Last year, the event took place on a Saturday, but the group thought a weekday would allow more students to see the march as they were walking to class, 
Smith said.

Although class times and other priorities potentially prevented other students from participating in the march, Smith said those who walked should not be angry at those who weren’t there.

She said talking with them about where their priorities lie could be more beneficial than just blaming them for not attending.

“It’s not your position to tell them, ‘You’re not black enough,’ or, ‘You’re not woman enough,’ because that’s not education,” Smith said. “It’s your job to spread the information they clearly don’t have.”

In addition, students must also remember they don’t know everything, even if they think they do, Smith said. Listening to others with different upbringings, lifestyles and opinions can help more people understand each other.

For Smith, if black students do not come together, they are ignoring the struggles of their African-born ancestors who formed a community in order to survive their enslavement.

“In this society, we were never meant to get this far,” Smith said. “They brought us over here as human cattle, and that was where our relevance in America was going to end.”

Another student, ChareA Smith, said even issues affecting other minorities, like the Dakota Access Pipeline protesters fighting in Standing Rock, North Dakota , can come back to the issues black citizens face. Just like the Native Americans fighting against the pipeline, the people of Flint, Michigan are afraid for their water after months without relief .

She emphasized that the crowd needs to remain aware of everything happening around them and not become too fixed on their own lives.

“It’s very important to be aware of everything that’s going on,” Smith said. “You can’t wait until something affects you personally, or your friend personally, or someone in your family before you become aware of a situation and want to make a change.”

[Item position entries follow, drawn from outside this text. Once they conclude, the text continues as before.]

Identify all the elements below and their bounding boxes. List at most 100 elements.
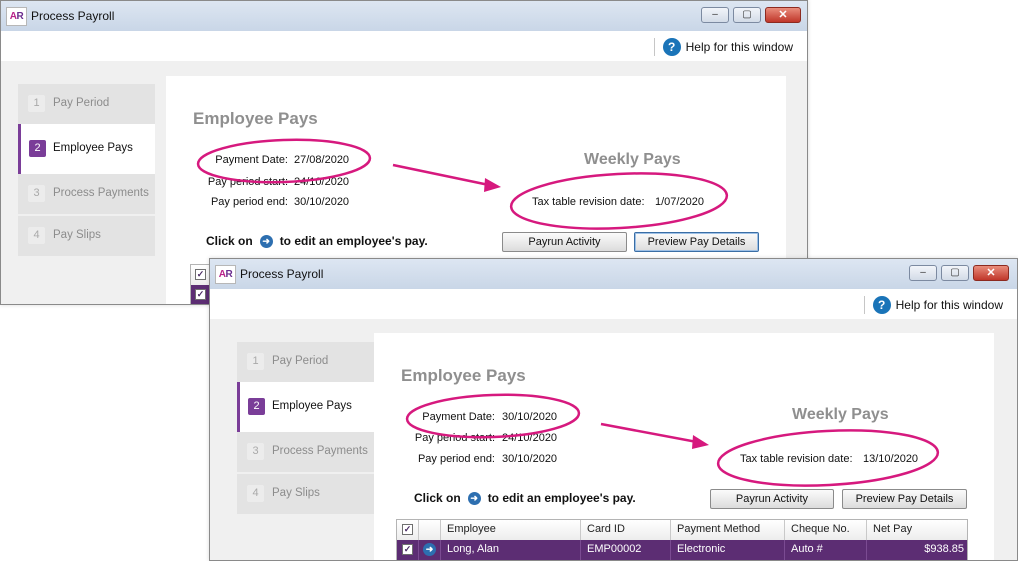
title-bar[interactable]: AR Process Payroll – ▢ ✕ [210,259,1017,290]
maximize-button[interactable]: ▢ [733,7,761,23]
column-header-cheque-no[interactable]: Cheque No. [785,520,867,540]
tax-table-date: 1/07/2020 [655,196,704,208]
edit-employee-arrow-icon[interactable]: ➜ [423,543,436,556]
step-number: 2 [248,398,265,415]
cell-cheque-no: Auto # [785,540,867,560]
pay-frequency-label: Weekly Pays [584,151,681,168]
cell-employee: Long, Alan [441,540,581,560]
step-label: Process Payments [272,445,368,457]
preview-pay-details-button[interactable]: Preview Pay Details [634,232,759,252]
section-title: Employee Pays [193,109,318,128]
row-edit-cell: ➜ [419,540,441,560]
payment-date-label: Payment Date: [215,154,288,166]
payment-date-value: 30/10/2020 [502,411,558,423]
payment-date-label: Payment Date: [422,411,495,423]
step-label: Process Payments [53,187,149,199]
divider [653,38,655,56]
maximize-button[interactable]: ▢ [941,265,969,281]
payment-date-row: Payment Date: [166,154,288,168]
column-header-card-id[interactable]: Card ID [581,520,671,540]
column-header-employee[interactable]: Employee [441,520,581,540]
step-label: Employee Pays [53,142,133,154]
row-checkbox[interactable]: ✓ [402,544,413,555]
app-logo-icon: AR [6,7,27,26]
help-bar: ? Help for this window [1,31,807,61]
payrun-activity-button[interactable]: Payrun Activity [710,489,834,509]
click-on-text: Click on [206,234,253,248]
app-logo-icon: AR [215,265,236,284]
cell-net-pay: $938.85 [924,543,964,555]
period-start-label: Pay period start: [414,432,495,444]
step-process-payments[interactable]: 3 Process Payments [237,432,374,472]
title-bar[interactable]: AR Process Payroll – ▢ ✕ [1,1,807,32]
step-process-payments[interactable]: 3 Process Payments [18,174,155,214]
step-employee-pays[interactable]: 2 Employee Pays [18,124,155,174]
help-icon: ? [872,296,891,314]
preview-pay-details-button[interactable]: Preview Pay Details [842,489,967,509]
help-icon: ? [662,38,681,56]
table-header: ✓ Employee Card ID Payment Method Cheque… [397,520,967,541]
cell-payment-method: Electronic [671,540,785,560]
click-suffix-text: to edit an employee's pay. [487,491,636,505]
employee-pays-panel: Employee Pays Weekly Pays Payment Date: … [374,333,994,560]
table-row[interactable]: ✓ ➜ Long, Alan EMP00002 Electronic Auto … [397,540,967,560]
payrun-activity-button[interactable]: Payrun Activity [502,232,627,252]
period-start-value: 24/10/2020 [294,176,350,188]
pay-frequency-label: Weekly Pays [792,406,889,423]
section-title: Employee Pays [401,366,526,385]
step-number: 4 [28,227,45,244]
close-button[interactable]: ✕ [765,7,801,23]
edit-arrow-icon: ➜ [467,491,481,505]
period-end-row: Pay period end: [374,453,495,467]
step-pay-slips[interactable]: 4 Pay Slips [18,216,155,256]
period-start-label: Pay period start: [207,176,288,188]
step-number: 4 [247,485,264,502]
period-start-row: Pay period start: [374,432,495,446]
payment-date-value: 27/08/2020 [294,154,350,166]
step-number: 3 [247,443,264,460]
tax-table-label: Tax table revision date: [740,453,853,465]
divider [863,296,865,314]
help-label: Help for this window [895,298,1003,312]
period-end-value: 30/10/2020 [294,196,350,208]
header-edit-cell [419,520,441,540]
click-suffix-text: to edit an employee's pay. [279,234,428,248]
click-on-text: Click on [414,491,461,505]
period-start-row: Pay period start: [166,176,288,190]
click-instruction: Click on ➜ to edit an employee's pay. [206,234,428,248]
step-pay-period[interactable]: 1 Pay Period [237,342,374,382]
tax-table-label: Tax table revision date: [532,196,645,208]
edit-arrow-icon: ➜ [259,234,273,248]
minimize-button[interactable]: – [909,265,937,281]
select-all-checkbox[interactable]: ✓ [195,269,206,280]
window-title: Process Payroll [240,267,324,281]
step-number: 3 [28,185,45,202]
step-number: 1 [28,95,45,112]
step-label: Pay Slips [272,487,320,499]
row-checkbox[interactable]: ✓ [195,289,206,300]
step-pay-period[interactable]: 1 Pay Period [18,84,155,124]
period-end-label: Pay period end: [210,196,288,208]
row-select-cell: ✓ [397,540,419,560]
step-number: 1 [247,353,264,370]
period-end-row: Pay period end: [166,196,288,210]
help-link[interactable]: ? Help for this window [653,37,793,57]
close-button[interactable]: ✕ [973,265,1009,281]
column-header-net-pay[interactable]: Net Pay [867,520,969,540]
period-end-label: Pay period end: [417,453,495,465]
process-payroll-window-front: AR Process Payroll – ▢ ✕ ? Help for this… [209,258,1018,561]
tax-table-date: 13/10/2020 [863,453,919,465]
period-end-value: 30/10/2020 [502,453,558,465]
minimize-button[interactable]: – [701,7,729,23]
help-link[interactable]: ? Help for this window [863,295,1003,315]
column-header-payment-method[interactable]: Payment Method [671,520,785,540]
step-employee-pays[interactable]: 2 Employee Pays [237,382,374,432]
step-pay-slips[interactable]: 4 Pay Slips [237,474,374,514]
period-start-value: 24/10/2020 [502,432,558,444]
select-all-checkbox[interactable]: ✓ [402,524,413,535]
step-number: 2 [29,140,46,157]
step-label: Pay Period [53,97,110,109]
payment-date-row: Payment Date: [374,411,495,425]
step-label: Pay Slips [53,229,101,241]
employee-table: ✓ Employee Card ID Payment Method Cheque… [396,519,968,560]
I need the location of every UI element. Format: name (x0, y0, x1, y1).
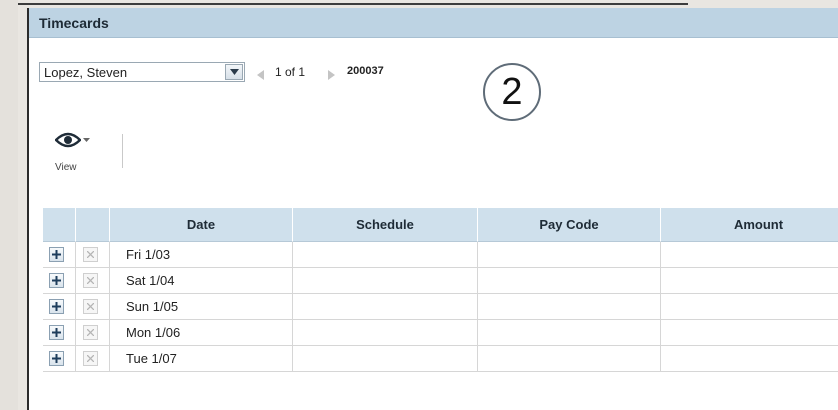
view-button[interactable]: View (51, 128, 103, 178)
amount-cell[interactable] (661, 294, 838, 320)
add-cell (43, 346, 76, 372)
delete-row-button[interactable] (83, 351, 98, 366)
timecards-window: Timecards Lopez, Steven 1 of 1 200037 2 … (27, 8, 838, 410)
schedule-cell[interactable] (293, 294, 478, 320)
schedule-cell[interactable] (293, 320, 478, 346)
date-cell: Sat 1/04 (110, 268, 293, 294)
pay-code-cell[interactable] (478, 242, 661, 268)
employee-id: 200037 (347, 65, 384, 77)
next-employee-button[interactable] (328, 67, 335, 85)
amount-cell[interactable] (661, 268, 838, 294)
add-cell (43, 242, 76, 268)
dropdown-button[interactable] (225, 64, 243, 80)
x-icon (87, 303, 94, 310)
chevron-down-icon (230, 69, 239, 75)
add-row-button[interactable] (49, 351, 64, 366)
amount-cell[interactable] (661, 320, 838, 346)
delete-row-button[interactable] (83, 247, 98, 262)
view-label: View (55, 162, 77, 173)
delete-cell (76, 346, 110, 372)
eye-icon (55, 132, 81, 148)
delete-row-button[interactable] (83, 299, 98, 314)
column-header-amount[interactable]: Amount (661, 208, 838, 242)
pay-code-cell[interactable] (478, 320, 661, 346)
date-cell: Mon 1/06 (110, 320, 293, 346)
delete-cell (76, 242, 110, 268)
header-delete-column (76, 208, 110, 242)
chevron-down-icon (83, 138, 90, 142)
pay-code-cell[interactable] (478, 268, 661, 294)
plus-icon (52, 302, 61, 311)
employee-select[interactable]: Lopez, Steven (39, 62, 245, 82)
date-cell: Fri 1/03 (110, 242, 293, 268)
delete-row-button[interactable] (83, 325, 98, 340)
column-header-pay-code[interactable]: Pay Code (478, 208, 661, 242)
plus-icon (52, 328, 61, 337)
amount-cell[interactable] (661, 242, 838, 268)
pager-text: 1 of 1 (275, 65, 306, 79)
x-icon (87, 355, 94, 362)
title-bar: Timecards (29, 8, 838, 38)
x-icon (87, 251, 94, 258)
window-top-border (18, 0, 688, 5)
plus-icon (52, 276, 61, 285)
toolbar-separator (122, 134, 123, 168)
add-cell (43, 320, 76, 346)
column-header-schedule[interactable]: Schedule (293, 208, 478, 242)
add-row-button[interactable] (49, 273, 64, 288)
pay-code-cell[interactable] (478, 294, 661, 320)
add-cell (43, 294, 76, 320)
schedule-cell[interactable] (293, 346, 478, 372)
amount-cell[interactable] (661, 346, 838, 372)
x-icon (87, 277, 94, 284)
add-row-button[interactable] (49, 247, 64, 262)
date-cell: Sun 1/05 (110, 294, 293, 320)
pay-code-cell[interactable] (478, 346, 661, 372)
plus-icon (52, 250, 61, 259)
date-cell: Tue 1/07 (110, 346, 293, 372)
delete-cell (76, 320, 110, 346)
add-row-button[interactable] (49, 299, 64, 314)
triangle-left-icon (257, 70, 264, 80)
schedule-cell[interactable] (293, 268, 478, 294)
header-add-column (43, 208, 76, 242)
previous-employee-button[interactable] (257, 67, 264, 85)
delete-row-button[interactable] (83, 273, 98, 288)
schedule-cell[interactable] (293, 242, 478, 268)
add-cell (43, 268, 76, 294)
column-header-date[interactable]: Date (110, 208, 293, 242)
delete-cell (76, 268, 110, 294)
step-badge: 2 (483, 63, 541, 121)
employee-select-value: Lopez, Steven (44, 65, 128, 80)
delete-cell (76, 294, 110, 320)
x-icon (87, 329, 94, 336)
window-title: Timecards (39, 15, 109, 31)
plus-icon (52, 354, 61, 363)
add-row-button[interactable] (49, 325, 64, 340)
desktop-edge (0, 0, 18, 410)
triangle-right-icon (328, 70, 335, 80)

Sophomore Charnita Johnson said she came to the march with the hopes of starting to become more involved in the black community. As Groups Scholar, Johnson has other minority connections, but the BlackIUnity march is the first activism event she has joined.

“I want to be able to say I did something in college with my community and not just stood away and didn’t get involved,” 
Johnson said.

When the students reached the clock tower, they took photos of the smiling group before raising their fists into the air as a show of empowerment.

“Black lives matter!” one student yelled out to her fellow marchers before the camera clicked.

An earlier version of this story misstated the word chattle as cattle. The IDS regrets this error.